In a bold move to address the issues that have been damaging its school's reputation, Dartmouth College's student newspaper, The Dartmouth, ran a front-page editorial that called for an end to Greek life at the New Hampshire-based, Ivy League school.
The Dartmouth, which prides itself on being America’s oldest college newspaper, published the opinion piece last Friday and credited the entire editorial board as its author.
The article wastes no time in sugar-coating the issue and instead gets down to the core of argument right off the bat: “The time for cowardice is over. Let’s do what needs to be done … and abolish the Greek system.”
It then tallies off a list of many infractions the school’s fraternities and sororities have gotten wrapped up in over the years. Offenses include unlawful hazing rituals and racially-charged themed parties.
— The Dartmouth (@thedartmouth) October 17, 2014
Before you read further, you may think that the editorial board is an uninvolved third party out to bash the system and point to it as the source of all of the college’s issues involving drugs, sexual assault and hazing, but that’s not the case.

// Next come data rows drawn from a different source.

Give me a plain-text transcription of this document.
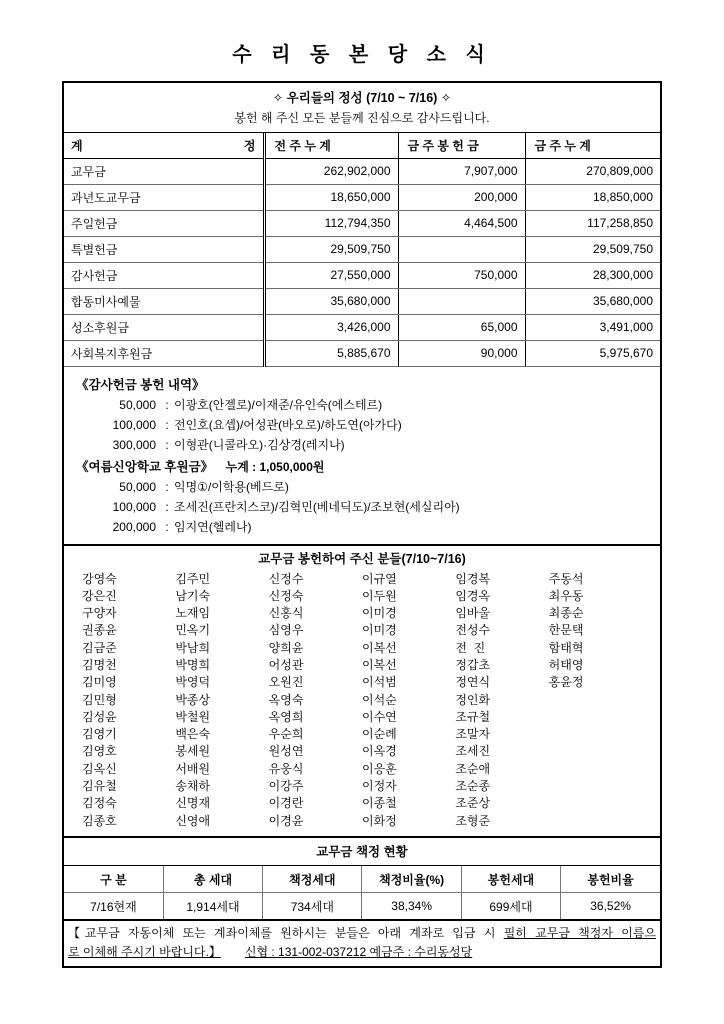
수 리 동 본 당 소 식
✧ 우리들의 정성 (7/10 ~ 7/16) ✧
봉헌 해 주신 모든 분들께 진심으로 감사드립니다.
계 정	전 주 누 계	금 주 봉 헌 금	금 주 누 계

교무금	262,902,000	7,907,000	270,809,000
과년도교무금	18,650,000	200,000	18,850,000
주일헌금	112,794,350	4,464,500	117,258,850
특별헌금	29,509,750		29,509,750
감사헌금	27,550,000	750,000	28,300,000
합동미사예물	35,680,000		35,680,000
성소후원금	3,426,000	65,000	3,491,000
사회복지후원금	5,885,670	90,000	5,975,670
《감사헌금 봉헌 내역》
50,000 : 이광호(안젤로)/이재준/유인숙(에스테르)
100,000 : 전인호(요셉)/어성관(바오로)/하도연(아가다)
300,000 : 이형관(니콜라오)·김상경(레지나)
《여름신앙학교 후원금》 누계 : 1,050,000원
50,000 : 익명①/이학용(베드로)
100,000 : 조세진(프란치스코)/김혁민(베네딕도)/조보현(세실리아)
200,000 : 임지연(헬레나)
교무금 봉헌하여 주신 분들(7/10~7/16)
강영숙	김주민	신정수	이규열	임경복	주동석
강은진	남기숙	신정숙	이두원	임경옥	최우동
구양자	노재임	신홍식	이미경	임바울	최종순
권종윤	민옥기	심영우	이미경	전성수	한문택
김금준	박남희	양희윤	이복선	전  진	함태혁
김명천	박명희	어성관	이복선	정갑초	허태영
김미영	박영덕	오원진	이석범	정연식	홍윤정
김민형	박종상	옥영숙	이석순	정인화
김성윤	박철원	옥영희	이수연	조규철
김영기	백은숙	우순희	이순례	조말자
김영호	봉세원	원성연	이옥경	조세진
김옥신	서배원	유웅식	이응훈	조순애
김유철	송채하	이강주	이정자	조순종
김정숙	신명재	이경란	이종철	조준상
김종호	신영애	이경윤	이화정	조형준
교무금 책정 현황
구 분	총 세대	책정세대	책정비율(%)	봉헌세대	봉헌비율
7/16현재	1,914세대	734세대	38,34%	699세대	36,52%
【교무금 자동이체 또는 계좌이체를 원하시는 분들은 아래 계좌로 입금 시 필히 교무금 책정자 이름으
로 이체해 주시기 바랍니다.】 신협 : 131-002-037212 예금주 : 수리동성당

In fact, Lindsay Ellis, the paper’s editor-in-chief, claims she is affiliated with the Greek system.
In an important distinction, the board points out that Greek life isn’t the root of the problem. The system simply adds fuel to the fire by “[amplifying] students' worst behavior.”
“It facilitates binge drinking and sexual assault," writes the editorial board. "It perpetuates unequal, gendered power dynamics and institutionalizes arbitrary exclusivity."
At Dartmouth, approximately 50 percent of the student body are affiliated with the Greek life system. So as you can imagine, many are firing back in defense. The online version of the article already has 128 comments, not all of which are messages of support for the end of the Greek system at the Ivy League institution.
While the students behind The Dartmouth are proposing an action intended only for their school, they are also taking a dramatic stance that can be translated to a broader landscape of campuses across the country. What do you think of the decision at hand at Dartmouth, collegiettes? What do you think about the Greek life system at your school, if you have one?